Benahi Penerapan Pemelajaran, Bukan Rombak Kurikulum
Perwujudan pendidikan abad ke-21 tidak berarti merombak kurikulum. Justru, penerapannya yang perlu dibenahi dengan memastikan sesuai keunikan tiap-tiap wilayah.
Oleh
Laraswati Ariadne Anwar
·4 menit baca
JAKARTA, KOMPAS — Perwujudan pendidikan abad ke-21 tidak berarti merombak kurikulum. Justru, penerapannya yang perlu dibenahi dengan memastikan sesuai keunikan tiap-tiap wilayah, meningkatkan kompetensi guru, dan merangsang daya berpikir siswa agar kreatif serta pemberani.
Sosiolog pendidikan Universitas Negeri Yogyakarta Sugeng Bayu Wahyono ketika dikontak di Padang, Sumatera Barat, Kamis (31/10/2019), mengatakan persoalan kurikulum masih sentralistis dengan memakai bias perkotaan yang merupakan masyarakat industrial. Penerapannya kurang memerhatikan masyarakat pinggiran.
"Memperhatikan persoalan standar dan kualitas pendidikan nasional yang belum merata dengan meluncurkan kebijakan membangun sistem teknologi informasi patut diapresiasi.
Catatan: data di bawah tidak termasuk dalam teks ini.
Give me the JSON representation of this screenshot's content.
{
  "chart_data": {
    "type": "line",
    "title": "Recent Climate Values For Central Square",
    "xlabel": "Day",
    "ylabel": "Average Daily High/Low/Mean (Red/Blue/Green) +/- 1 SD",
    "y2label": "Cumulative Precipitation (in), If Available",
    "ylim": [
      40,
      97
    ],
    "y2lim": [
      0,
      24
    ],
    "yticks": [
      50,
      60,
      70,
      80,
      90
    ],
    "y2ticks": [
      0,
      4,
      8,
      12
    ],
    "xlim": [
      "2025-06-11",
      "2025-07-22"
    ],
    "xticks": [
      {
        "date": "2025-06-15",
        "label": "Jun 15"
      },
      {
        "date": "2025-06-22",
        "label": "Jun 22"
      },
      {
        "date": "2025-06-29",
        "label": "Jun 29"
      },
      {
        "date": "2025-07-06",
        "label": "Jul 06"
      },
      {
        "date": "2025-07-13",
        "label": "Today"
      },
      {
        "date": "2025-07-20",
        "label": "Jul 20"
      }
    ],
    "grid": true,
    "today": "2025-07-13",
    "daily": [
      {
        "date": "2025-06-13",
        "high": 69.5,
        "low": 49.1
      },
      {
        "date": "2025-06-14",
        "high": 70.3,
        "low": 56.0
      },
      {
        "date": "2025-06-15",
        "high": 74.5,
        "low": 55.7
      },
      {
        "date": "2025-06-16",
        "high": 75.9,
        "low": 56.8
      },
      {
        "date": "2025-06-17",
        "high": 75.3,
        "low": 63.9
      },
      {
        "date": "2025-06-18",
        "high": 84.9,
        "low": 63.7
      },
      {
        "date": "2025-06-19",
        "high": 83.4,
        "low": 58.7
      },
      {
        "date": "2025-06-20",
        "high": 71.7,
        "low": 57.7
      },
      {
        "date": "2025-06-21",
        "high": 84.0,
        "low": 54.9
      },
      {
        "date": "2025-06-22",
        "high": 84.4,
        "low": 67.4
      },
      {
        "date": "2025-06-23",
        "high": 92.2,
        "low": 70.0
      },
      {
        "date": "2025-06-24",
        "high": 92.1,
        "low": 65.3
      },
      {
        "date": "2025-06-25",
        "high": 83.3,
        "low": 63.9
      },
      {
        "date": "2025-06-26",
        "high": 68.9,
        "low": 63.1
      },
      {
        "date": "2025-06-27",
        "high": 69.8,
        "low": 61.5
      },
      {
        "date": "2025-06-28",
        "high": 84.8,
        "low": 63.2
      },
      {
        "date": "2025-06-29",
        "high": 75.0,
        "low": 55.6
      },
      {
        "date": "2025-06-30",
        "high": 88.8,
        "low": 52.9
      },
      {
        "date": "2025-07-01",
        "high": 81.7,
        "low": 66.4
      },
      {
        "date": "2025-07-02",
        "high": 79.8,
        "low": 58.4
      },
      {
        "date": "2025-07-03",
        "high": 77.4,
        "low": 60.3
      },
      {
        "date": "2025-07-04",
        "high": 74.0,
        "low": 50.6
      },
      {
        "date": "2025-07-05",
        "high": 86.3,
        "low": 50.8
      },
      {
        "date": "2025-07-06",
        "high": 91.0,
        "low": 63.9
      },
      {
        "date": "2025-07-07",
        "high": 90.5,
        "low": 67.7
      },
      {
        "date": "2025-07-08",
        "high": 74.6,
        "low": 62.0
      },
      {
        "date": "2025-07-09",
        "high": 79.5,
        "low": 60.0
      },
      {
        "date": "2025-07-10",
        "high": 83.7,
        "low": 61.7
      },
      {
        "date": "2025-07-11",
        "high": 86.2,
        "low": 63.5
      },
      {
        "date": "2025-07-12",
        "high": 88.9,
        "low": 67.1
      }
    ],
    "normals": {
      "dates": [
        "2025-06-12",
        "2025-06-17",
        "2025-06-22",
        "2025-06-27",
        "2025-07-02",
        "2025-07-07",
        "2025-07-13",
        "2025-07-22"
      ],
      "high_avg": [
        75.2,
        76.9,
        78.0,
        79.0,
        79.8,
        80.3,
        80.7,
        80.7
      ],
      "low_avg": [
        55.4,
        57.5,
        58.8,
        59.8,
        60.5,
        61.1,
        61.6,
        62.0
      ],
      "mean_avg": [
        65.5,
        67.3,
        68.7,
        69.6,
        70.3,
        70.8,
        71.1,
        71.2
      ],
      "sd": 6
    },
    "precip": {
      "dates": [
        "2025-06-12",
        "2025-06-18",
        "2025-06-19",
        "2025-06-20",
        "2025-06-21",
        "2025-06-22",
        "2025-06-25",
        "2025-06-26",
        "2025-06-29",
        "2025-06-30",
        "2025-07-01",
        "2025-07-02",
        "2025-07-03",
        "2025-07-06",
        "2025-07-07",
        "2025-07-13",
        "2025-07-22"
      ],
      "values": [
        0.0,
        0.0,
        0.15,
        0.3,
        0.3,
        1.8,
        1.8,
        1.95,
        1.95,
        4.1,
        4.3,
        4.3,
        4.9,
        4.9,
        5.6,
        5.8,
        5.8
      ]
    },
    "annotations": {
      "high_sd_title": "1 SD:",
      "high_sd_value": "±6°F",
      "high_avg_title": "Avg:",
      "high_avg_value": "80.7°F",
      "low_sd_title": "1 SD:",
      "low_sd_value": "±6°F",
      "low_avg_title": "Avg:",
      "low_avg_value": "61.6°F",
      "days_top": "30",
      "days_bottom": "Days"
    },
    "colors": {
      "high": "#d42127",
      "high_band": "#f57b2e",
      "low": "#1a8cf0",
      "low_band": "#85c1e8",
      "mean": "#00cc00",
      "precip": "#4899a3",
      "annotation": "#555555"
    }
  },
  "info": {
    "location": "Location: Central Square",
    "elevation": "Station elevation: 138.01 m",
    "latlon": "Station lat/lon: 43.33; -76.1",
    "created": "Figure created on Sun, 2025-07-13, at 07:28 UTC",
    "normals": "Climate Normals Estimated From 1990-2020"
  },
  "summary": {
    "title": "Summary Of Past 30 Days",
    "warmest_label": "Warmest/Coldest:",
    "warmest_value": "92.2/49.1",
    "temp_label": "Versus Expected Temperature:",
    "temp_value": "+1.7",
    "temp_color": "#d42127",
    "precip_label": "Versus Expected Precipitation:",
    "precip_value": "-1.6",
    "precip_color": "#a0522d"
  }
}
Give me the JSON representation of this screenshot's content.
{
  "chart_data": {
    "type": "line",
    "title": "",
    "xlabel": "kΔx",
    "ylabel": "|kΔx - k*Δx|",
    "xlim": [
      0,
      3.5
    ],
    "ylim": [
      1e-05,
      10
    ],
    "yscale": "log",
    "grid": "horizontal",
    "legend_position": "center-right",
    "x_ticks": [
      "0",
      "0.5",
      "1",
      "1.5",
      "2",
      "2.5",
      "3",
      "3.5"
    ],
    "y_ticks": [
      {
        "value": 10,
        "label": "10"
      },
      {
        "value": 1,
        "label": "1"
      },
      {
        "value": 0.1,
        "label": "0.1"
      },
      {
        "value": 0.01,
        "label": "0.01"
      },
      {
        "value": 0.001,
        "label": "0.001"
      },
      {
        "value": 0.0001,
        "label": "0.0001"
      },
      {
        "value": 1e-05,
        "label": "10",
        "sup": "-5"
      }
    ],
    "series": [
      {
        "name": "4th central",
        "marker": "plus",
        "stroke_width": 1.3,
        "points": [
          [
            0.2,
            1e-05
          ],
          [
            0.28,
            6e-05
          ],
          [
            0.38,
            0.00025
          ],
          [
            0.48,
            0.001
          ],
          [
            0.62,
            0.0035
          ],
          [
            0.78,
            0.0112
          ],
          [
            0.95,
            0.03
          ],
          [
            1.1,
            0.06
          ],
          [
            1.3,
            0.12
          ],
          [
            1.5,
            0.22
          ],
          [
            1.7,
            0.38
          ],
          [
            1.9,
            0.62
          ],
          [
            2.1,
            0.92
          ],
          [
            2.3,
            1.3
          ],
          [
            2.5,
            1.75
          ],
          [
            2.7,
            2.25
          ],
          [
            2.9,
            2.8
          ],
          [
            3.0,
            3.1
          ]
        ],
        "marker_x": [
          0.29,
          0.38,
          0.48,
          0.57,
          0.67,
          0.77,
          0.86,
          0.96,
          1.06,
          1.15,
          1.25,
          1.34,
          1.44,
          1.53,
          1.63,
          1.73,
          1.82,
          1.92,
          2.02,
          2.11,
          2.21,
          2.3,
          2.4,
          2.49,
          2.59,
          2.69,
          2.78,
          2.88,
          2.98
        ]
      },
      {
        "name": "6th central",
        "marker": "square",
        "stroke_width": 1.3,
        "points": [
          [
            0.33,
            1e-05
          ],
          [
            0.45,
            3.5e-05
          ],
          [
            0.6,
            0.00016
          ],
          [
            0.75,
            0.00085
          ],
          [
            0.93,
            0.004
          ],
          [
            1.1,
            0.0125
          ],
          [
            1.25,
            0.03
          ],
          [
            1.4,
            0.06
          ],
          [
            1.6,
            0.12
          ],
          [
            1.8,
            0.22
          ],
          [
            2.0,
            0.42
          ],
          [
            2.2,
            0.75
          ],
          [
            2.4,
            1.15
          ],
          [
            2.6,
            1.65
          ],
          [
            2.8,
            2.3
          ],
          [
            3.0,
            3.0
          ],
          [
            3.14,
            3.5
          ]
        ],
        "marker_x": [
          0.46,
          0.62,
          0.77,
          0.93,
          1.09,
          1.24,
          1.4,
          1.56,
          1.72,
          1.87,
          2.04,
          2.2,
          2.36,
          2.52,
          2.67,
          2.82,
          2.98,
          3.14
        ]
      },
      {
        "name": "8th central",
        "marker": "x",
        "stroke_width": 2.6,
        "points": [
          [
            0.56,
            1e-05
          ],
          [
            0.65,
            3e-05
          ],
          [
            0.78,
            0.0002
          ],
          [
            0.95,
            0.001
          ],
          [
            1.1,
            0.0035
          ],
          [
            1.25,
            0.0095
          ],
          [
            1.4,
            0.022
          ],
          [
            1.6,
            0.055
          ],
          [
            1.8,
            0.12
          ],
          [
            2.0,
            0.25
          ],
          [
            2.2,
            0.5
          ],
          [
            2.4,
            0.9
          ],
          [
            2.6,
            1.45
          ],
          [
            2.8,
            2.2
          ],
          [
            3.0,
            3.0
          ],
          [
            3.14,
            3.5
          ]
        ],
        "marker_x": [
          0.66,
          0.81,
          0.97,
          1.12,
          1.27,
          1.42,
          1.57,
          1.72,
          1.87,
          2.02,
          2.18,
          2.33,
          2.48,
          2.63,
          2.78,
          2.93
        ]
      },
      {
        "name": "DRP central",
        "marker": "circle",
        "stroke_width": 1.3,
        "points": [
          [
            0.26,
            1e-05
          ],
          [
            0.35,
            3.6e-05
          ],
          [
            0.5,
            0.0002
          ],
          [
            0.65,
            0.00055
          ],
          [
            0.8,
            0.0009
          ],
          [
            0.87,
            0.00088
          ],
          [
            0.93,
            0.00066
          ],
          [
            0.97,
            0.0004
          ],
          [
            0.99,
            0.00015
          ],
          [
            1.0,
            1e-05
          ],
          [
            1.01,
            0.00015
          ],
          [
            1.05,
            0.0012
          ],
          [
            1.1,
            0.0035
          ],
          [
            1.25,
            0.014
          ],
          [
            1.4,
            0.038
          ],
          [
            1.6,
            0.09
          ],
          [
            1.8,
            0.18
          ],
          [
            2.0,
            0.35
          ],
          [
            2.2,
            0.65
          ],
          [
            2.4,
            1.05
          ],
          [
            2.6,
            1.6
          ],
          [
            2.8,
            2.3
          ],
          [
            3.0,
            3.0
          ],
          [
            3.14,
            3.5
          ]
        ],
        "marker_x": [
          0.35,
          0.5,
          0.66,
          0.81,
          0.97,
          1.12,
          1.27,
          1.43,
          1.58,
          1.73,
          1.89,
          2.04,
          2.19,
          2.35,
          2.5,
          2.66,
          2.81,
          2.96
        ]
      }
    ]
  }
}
Namun, mengubah kurikulum dengan maksud menstandarkan kualitas pendidikan tidak tepat karena kondisi sosio kultural dan kewilayahan di Indonesia sangat beragam," kata dia.
Mengubah kurikulum dengan maksud menstandarkan kualitas pendidikan tidak tepat karena kondisi sosio kultural dan kewilayahan di Indonesia sangat beragam.
Sugeng menilai pemerintah selama ini telah melakukan berbagai perubahan kurikulum mulai dari Kurikulum 1994 yang mengakomodasi muatan lokal, Kurikulum 2004 rintisan yang dikatakan sebagai berbasis kompetensi, Kurikulum 2006 atau Kurikulum Tingkat Satuan Pendidikan (KTSP), Kurikulum 2013 berbasis rekonstruksi sosial yang menekankan pada proses pemelajaran, dan hingga kurikulum berbasis Kerangka Kualifikasi Nasional Indonesia (KKNI) untuk di SMK dan perguruan tinggi.
Akan tetapi, perhatian terhadap upaya mengembangkan sumber daya manusia di daerah pinggiran, perbatasan belum dilakukan secara serius.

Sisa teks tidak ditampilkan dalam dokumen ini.